Tuttavia, come ricorda Saskia Sassen, «l’immigrazione è funzionale anche al  sistema economico dei paesi di destinazione», quindi «essa diventa componente  integrale  della  loro  crescita»  (1999:  pag.  130).  I  paesi  destinatari  non  sono,  dunque,  a  differenza  dell’immagine  collettiva  che  se  ne  ha,  soggetti  passivi  di  fronte al fenomeno delle migrazioni globali, perché «le condizioni presenti nei  paesi  di  destinazione  influenzano  dimensione  e  durata  delle  migrazioni  e,  dunque,  non  si  tratta  affatto  di  processi  esogeni  legati  solo  alla  povertà  e  alla 

crescita  demografica  nei  paesi  di  origine,  indipendentemente  dalla  capacità  di  intervento  dei  paesi  destinatari»,  che  dunque  hanno  il  «compito  non  già  di  respingere un’”invasione”, bensì di gestire un flusso strutturato» (Sassen, 1999:  pag. 130). 

Il modello mediterraneo – ed italiano in particolare –, come si è visto, si basa  su una circolarità fra limitazione degli ingressi attraverso il sistema delle quote  e  la  regolarizzazione  ex  post  dei  migranti  entrati  irregolarmente  tramite  sanatorie  cadenzate  a  distanza  di  alcuni  anni:  è  evidente  da  un  lato  la  miopia  degli  intenti  e  dall’altro  una  certa  soglia  di  tolleranza  di  flussi  irregolari  di  persone  che  non  rientrano  nelle  quote  stabilite  annualmente  ma  che  riescono  comunque  ad  entrare  nel  Paese.  È  chiaro,  dunque,  osservando  anche  i  dati  relativi alle domande presentate in occasione delle sanatorie degli ultimi anni,  che  le  presenze  irregolari  e  clandestine  siano  numerose  e  che moltissime  delle  persone  ora  in  regola  con  il  soggiorno  sia  in  ogni  caso  entrata  in  modo  irregolare  e  abbia  usufruito  in  seguito  di  un  programma  di  sanatoria.  Da  qui  occorre fare una riflessione fondamentale: non è proprio più possibile ignorare  questo  elemento  e  occorre  dunque  avvicinarsi  allo  studio  delle  migrazioni  nei  paesi  europei  dell’aerea  mediterranea  con  la  consapevolezza  che  la  maggior  parte  dei  migranti  ha  un  passato  da  irregolare  (Barbagli,  Colombo,  Sciortino,  2004; Kosic, Triandafyllidou, 2004). 

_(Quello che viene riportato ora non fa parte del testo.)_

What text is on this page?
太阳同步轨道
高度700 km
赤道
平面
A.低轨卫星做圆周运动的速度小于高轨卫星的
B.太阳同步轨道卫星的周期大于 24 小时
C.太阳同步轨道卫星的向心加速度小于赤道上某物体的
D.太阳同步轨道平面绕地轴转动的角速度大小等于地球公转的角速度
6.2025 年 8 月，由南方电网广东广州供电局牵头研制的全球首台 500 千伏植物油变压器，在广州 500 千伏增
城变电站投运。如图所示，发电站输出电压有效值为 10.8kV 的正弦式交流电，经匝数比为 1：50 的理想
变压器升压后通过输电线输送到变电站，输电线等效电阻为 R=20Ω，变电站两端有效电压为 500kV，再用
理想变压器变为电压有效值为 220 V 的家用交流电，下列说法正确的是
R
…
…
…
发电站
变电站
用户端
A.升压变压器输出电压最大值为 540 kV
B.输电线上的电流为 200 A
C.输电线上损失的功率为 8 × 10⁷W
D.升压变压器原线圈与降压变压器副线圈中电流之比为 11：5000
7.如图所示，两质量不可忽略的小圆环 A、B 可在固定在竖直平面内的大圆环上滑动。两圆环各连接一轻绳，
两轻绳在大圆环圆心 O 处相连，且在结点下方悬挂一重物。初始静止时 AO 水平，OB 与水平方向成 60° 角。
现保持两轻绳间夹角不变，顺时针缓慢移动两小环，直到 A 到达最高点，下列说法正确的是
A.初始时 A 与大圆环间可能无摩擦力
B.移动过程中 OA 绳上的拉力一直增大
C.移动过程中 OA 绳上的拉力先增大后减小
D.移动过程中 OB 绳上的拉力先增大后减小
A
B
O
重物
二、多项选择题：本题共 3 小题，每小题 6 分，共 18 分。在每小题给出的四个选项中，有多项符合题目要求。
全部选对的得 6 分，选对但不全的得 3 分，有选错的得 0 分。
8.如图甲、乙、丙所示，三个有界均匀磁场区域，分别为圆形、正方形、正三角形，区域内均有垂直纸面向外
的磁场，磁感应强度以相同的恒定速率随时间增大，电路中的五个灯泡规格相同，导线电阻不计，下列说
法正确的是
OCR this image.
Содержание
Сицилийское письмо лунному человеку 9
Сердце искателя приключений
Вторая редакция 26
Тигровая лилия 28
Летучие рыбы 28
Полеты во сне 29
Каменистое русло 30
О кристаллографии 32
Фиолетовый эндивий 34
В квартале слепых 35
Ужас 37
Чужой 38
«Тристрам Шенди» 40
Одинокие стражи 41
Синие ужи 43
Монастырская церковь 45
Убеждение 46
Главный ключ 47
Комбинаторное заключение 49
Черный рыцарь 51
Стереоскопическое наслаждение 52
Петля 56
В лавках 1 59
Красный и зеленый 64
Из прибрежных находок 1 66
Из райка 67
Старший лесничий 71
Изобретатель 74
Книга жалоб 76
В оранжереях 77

L’influenza  dell’azione  normativa  sarebbe  talmente  rilevante  da  essere  ritenuta  da  alcuni  studiosi  l’aspetto  più  importante  dei  cambiamenti  avvenuti  nelle  migrazioni  internazionali  negli  ultimi  due  decenni  (Bonifazi,  1999):  il  settore politico verrebbe, in tal caso, a prevalere su tutte le altre dimensioni di  cui  il  fenomeno  migratorio  si  compone,  tanto  che  la  distinzione  tra  stranieri  regolarmente  soggiornanti  e  stranieri  irregolari  è  stata  definita  «una  delle  più  eloquenti  rappresentazioni  di  quanto  una  qualificazione  normativa  può 

incidere sulle opportunità di vita di un essere umano uguale ad un altro essere  umano»  (Niccolai,  2000:  pag.  453;  Russo,  2008),  esponendolo  in  tal  modo  a  processi  di  verifiche  e  giudizi  volti  ad  appurare  la  sua  ‘meritevolezza’  ad  accedere a determinati diritti e servizi.